El muchacho, un sacerdote Uab, o sacerdote puro, le siguió hasta su despacho. Al principio temió que Petosiris se hubiese arrepentido de nombrarle portador de la barca sagrada, la Usherat, la barca del dios Amón Ra. Pero no parecía enfadado, al revés, se comportaba con él con cierta jovialidad.
Entró en las oficinas de los altos sacerdotes por primera vez. Fuera de las salas de culto, el templo de Karnak albergaba multitud de estancias destinadas a burocracia y Residencia. Constituía una ciudad dentro de la misma Tebas.
―Bien ―le dijo al sentarse el muchacho en un asiento frente a su mesa. Las altas ventanas del despacho dejaban pasar la luz y el aire fresco. Lo rodeaban estanterías donde los papiros se ordenaban bajo números. El sumo sacerdote comenzó a hablar mientras abría el correo ―. Supongo que sabrás que Alejandro agoniza en Babilonia ―desenrolló un papiro y lo arrojó a un cesto que tenía a sus pies. Nimlot asintió, la noche anterior se lo había dicho su compañero de dormitorio en el ala este del templo.

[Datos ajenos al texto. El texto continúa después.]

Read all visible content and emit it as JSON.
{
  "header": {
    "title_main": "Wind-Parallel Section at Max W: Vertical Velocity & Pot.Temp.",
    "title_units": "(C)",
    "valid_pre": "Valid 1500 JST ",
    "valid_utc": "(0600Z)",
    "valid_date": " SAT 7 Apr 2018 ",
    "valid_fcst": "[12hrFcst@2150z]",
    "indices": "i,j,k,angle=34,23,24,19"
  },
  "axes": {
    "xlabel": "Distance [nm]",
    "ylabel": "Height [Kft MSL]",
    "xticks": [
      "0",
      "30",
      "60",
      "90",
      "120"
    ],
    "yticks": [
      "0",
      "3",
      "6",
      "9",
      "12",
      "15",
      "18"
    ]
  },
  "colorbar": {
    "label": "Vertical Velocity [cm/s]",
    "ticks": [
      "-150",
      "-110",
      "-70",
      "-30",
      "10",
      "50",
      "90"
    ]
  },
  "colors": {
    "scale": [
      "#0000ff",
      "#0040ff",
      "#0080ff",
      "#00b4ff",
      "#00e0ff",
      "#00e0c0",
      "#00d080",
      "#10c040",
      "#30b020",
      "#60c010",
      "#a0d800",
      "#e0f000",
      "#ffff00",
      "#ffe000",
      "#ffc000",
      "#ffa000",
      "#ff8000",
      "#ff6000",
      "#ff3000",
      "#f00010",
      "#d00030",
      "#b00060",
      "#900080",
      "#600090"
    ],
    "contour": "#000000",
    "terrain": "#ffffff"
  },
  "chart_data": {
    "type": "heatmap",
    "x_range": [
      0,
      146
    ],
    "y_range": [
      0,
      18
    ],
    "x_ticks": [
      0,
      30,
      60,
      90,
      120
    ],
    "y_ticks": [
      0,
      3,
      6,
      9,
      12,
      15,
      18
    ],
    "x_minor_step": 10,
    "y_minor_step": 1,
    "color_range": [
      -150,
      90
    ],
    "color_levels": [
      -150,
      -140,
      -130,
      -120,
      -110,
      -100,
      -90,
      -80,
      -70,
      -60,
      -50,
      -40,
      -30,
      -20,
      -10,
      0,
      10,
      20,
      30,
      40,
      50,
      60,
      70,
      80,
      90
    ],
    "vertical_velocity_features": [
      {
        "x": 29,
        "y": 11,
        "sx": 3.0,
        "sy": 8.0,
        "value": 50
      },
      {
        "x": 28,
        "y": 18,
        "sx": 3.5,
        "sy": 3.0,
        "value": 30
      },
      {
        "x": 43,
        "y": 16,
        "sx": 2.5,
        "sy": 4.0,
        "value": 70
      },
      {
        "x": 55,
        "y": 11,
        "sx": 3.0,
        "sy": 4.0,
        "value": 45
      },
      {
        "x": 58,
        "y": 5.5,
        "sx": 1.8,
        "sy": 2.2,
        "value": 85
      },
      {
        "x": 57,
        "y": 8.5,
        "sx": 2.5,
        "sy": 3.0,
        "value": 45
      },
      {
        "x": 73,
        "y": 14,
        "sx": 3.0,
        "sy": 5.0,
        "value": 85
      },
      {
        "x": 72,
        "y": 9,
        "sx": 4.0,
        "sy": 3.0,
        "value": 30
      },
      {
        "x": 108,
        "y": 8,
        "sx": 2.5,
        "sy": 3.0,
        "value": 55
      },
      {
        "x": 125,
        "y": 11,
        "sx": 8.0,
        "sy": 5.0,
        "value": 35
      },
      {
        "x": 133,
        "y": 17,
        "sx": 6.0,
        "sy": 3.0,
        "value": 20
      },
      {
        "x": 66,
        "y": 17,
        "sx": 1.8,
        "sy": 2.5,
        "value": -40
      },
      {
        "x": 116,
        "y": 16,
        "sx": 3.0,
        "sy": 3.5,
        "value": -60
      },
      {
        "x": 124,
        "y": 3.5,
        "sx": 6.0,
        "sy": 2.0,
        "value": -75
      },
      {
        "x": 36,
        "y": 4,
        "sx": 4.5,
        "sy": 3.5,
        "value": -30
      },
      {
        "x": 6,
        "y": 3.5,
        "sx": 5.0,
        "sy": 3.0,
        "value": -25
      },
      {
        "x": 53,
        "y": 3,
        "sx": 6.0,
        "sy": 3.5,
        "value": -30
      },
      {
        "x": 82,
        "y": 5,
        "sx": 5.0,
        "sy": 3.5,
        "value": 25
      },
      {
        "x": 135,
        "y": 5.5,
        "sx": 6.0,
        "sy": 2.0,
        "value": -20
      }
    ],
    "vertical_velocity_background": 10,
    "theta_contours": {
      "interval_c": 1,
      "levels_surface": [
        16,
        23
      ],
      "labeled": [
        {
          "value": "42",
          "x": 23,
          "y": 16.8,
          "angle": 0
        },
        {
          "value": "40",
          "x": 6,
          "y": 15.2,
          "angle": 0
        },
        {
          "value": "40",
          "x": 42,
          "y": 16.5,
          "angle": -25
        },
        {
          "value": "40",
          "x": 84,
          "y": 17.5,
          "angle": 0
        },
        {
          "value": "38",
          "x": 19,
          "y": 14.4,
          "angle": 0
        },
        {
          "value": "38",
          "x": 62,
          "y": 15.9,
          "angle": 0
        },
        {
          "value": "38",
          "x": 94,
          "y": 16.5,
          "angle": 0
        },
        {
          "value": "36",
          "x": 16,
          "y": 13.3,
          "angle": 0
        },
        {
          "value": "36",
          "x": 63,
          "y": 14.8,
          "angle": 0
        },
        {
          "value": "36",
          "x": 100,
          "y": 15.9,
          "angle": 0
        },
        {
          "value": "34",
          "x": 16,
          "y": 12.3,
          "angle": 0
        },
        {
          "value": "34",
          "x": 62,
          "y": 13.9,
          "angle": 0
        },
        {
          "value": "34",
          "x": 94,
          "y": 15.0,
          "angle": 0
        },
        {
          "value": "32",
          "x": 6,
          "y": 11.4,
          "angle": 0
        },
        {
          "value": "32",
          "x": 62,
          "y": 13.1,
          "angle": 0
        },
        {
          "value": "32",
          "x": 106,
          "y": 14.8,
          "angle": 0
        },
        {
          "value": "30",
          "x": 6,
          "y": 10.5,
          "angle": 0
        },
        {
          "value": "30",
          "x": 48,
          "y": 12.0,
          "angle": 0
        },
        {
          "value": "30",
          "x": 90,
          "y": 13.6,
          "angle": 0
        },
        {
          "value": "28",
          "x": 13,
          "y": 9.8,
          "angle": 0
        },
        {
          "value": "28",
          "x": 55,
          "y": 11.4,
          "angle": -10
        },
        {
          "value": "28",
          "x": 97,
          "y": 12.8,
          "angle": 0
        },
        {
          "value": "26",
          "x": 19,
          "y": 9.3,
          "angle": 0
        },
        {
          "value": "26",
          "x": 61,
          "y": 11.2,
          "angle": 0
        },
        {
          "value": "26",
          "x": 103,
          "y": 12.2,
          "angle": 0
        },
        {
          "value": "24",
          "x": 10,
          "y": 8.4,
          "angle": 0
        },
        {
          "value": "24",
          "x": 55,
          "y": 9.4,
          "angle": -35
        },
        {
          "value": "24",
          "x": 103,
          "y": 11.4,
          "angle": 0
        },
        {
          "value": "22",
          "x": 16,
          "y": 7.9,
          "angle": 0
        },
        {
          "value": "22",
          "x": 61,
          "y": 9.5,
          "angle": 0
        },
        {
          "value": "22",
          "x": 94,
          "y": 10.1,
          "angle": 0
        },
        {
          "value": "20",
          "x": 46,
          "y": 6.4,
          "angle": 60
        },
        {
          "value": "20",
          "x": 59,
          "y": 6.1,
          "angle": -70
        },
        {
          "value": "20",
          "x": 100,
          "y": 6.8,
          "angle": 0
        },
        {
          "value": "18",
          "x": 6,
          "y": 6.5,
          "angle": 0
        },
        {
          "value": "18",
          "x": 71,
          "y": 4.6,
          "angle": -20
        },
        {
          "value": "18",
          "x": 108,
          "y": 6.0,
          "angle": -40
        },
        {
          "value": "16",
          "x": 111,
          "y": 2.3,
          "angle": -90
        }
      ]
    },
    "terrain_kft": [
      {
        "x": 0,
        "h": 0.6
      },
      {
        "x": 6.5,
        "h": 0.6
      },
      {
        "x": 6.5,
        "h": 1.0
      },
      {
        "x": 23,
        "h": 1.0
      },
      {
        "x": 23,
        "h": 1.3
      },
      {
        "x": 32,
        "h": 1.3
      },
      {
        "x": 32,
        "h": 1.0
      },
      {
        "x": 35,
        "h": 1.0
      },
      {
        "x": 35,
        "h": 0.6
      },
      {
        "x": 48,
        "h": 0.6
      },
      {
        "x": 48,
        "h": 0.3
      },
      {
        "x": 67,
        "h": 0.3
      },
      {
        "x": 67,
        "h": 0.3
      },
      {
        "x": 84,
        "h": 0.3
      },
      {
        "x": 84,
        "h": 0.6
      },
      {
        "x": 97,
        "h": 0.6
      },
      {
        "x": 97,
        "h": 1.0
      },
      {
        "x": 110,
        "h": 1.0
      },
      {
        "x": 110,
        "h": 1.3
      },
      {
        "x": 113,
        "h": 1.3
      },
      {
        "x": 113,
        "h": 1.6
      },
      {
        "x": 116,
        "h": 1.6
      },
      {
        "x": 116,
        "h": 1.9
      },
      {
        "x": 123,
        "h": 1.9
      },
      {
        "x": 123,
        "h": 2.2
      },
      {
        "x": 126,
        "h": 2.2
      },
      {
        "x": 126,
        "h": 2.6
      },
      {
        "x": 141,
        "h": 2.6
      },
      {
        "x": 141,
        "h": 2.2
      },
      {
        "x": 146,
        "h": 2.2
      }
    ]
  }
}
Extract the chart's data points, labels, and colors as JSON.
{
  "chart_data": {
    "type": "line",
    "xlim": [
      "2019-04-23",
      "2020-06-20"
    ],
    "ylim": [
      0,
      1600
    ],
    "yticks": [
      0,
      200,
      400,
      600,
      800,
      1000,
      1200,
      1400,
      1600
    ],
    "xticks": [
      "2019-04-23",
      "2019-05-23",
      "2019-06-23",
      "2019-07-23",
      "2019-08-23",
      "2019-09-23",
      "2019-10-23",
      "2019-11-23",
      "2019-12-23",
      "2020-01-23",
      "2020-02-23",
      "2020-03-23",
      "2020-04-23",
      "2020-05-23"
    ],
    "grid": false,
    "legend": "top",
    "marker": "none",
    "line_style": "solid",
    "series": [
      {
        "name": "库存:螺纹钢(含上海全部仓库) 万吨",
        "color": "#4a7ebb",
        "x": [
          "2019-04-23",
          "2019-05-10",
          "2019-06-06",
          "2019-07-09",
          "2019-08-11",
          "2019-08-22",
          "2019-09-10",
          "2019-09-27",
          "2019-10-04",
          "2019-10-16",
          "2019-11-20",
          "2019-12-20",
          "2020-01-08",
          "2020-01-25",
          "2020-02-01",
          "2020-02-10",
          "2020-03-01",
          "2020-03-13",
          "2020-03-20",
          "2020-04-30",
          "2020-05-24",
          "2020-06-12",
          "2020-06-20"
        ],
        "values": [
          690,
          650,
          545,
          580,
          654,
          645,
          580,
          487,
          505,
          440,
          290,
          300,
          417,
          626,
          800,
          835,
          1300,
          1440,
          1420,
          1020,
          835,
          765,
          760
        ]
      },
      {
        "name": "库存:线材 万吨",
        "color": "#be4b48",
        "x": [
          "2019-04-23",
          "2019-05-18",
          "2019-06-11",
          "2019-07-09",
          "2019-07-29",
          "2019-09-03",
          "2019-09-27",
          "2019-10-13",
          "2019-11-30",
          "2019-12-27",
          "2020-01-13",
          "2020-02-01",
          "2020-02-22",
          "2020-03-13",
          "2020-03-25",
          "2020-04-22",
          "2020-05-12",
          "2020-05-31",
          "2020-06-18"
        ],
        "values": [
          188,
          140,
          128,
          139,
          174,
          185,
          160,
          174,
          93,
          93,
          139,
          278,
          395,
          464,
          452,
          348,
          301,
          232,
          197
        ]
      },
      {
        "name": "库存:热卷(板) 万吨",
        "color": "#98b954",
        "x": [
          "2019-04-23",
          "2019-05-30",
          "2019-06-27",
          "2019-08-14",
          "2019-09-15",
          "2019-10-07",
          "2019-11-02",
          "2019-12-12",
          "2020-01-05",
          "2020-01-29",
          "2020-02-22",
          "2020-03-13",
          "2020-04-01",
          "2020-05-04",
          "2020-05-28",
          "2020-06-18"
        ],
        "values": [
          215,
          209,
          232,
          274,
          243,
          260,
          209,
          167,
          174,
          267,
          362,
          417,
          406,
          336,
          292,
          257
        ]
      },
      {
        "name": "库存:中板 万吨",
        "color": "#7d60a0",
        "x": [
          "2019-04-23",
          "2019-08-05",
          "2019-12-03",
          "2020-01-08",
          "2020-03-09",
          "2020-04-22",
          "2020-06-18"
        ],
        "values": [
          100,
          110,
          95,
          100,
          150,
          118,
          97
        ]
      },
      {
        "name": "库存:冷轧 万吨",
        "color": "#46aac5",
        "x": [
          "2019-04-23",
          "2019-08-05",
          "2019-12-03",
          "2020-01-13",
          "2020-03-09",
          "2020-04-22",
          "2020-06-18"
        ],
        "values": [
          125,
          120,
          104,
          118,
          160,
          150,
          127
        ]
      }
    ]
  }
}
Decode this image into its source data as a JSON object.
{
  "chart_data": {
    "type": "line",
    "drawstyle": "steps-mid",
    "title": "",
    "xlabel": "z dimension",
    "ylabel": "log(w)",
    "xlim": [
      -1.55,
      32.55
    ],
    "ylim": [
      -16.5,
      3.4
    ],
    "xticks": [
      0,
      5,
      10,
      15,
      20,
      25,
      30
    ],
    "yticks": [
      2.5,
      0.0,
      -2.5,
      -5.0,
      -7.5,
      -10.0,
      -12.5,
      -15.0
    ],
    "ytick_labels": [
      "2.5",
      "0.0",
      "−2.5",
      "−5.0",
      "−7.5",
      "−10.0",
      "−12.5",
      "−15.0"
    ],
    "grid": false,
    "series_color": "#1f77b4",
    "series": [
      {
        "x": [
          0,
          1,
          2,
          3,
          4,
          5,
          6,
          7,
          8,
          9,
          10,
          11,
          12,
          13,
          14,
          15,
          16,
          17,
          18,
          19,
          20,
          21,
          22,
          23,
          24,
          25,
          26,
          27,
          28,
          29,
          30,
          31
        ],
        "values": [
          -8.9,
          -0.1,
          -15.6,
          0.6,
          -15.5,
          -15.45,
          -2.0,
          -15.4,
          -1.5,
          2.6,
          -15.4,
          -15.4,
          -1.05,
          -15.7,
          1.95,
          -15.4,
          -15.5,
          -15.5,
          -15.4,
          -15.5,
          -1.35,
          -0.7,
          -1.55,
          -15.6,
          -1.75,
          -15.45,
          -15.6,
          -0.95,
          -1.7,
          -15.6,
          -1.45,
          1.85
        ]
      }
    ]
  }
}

―Ignoro cómo, pero los Uabs siempre os enteráis de todo ―continuó Petosiris observando con cuidado un nuevo correo. Toda la pompa y solemnidad que mostraba en los rituales del templo desaparecía al entrar en sus dependencias. Con los años había relegado la frialdad y distancia que una vez tuvo cuando le nombraron Sumo Sacerdote. En privado podía incluso pasar por simpático―. También sabrás que las relaciones con nuestro faraón no han sido todo lo fluidas que deseábamos y fue un error por nuestra parte no fomentar un acercamiento. No creo que la culpa la tuviese Alejandro en absoluto, sino ese gobernador, el tal Cleómenes de Naucratis. Ese griego nos trata con desdén y tiranía. Si te soy sincero, prefería al sátrapa de Darío, por lo menos nos entendíamos: yo le pagaba y él no se inmiscuía.